Here at Elastacloud we have been using Azure Data Factory (ADF) since it initial release, I’ve recently been catching up on some of the new features that have been released over the past few months. Some of which are pretty neat given some of the issues we’ve encountered in a number of projects over the years. I’m particularly pleased that we can now have on-demand spark clusters as a compute resource, previously we were only able to link always on clusters to ADF. This gives us the flexibility of spark for data transformation and augmentation without the added expense of being required to use an always on cluster. Some additional features I’m excited about include the addition of compression/decompression support, service principal authentication for Azure Data Lake Store, enhanced support for manipulating json. These new features (among others) have been integrated into Microsofts new ADF offering, aptly named Azure Data Factory V2 (preview). The major enhancements here involve the ability orchestrate SSIS packages in Azure and additional control flow and scale capabilities.

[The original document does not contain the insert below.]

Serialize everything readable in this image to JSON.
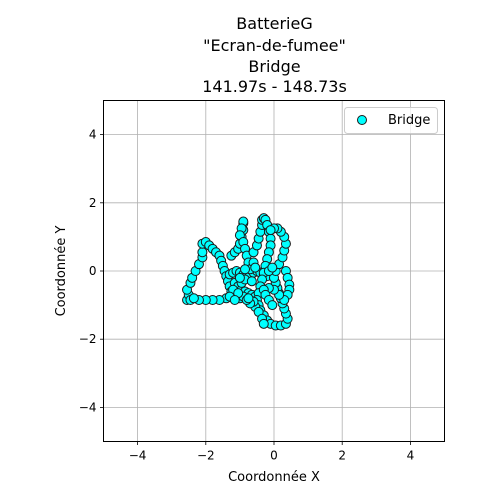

The Azure-SSIS IR is a fully managed cluster of Azure VMs (nodes) dedicated to run your SSIS packages in the cloud. Control flow and scale capabilities are very interesting providing features such as chaining and branching of activities in a pipeline, ability to pass parameters and custom state between activities, trigger based flows allowing (thankfully) on demand execution of pipelines, delta flows for allowing a delta copy to a relational database.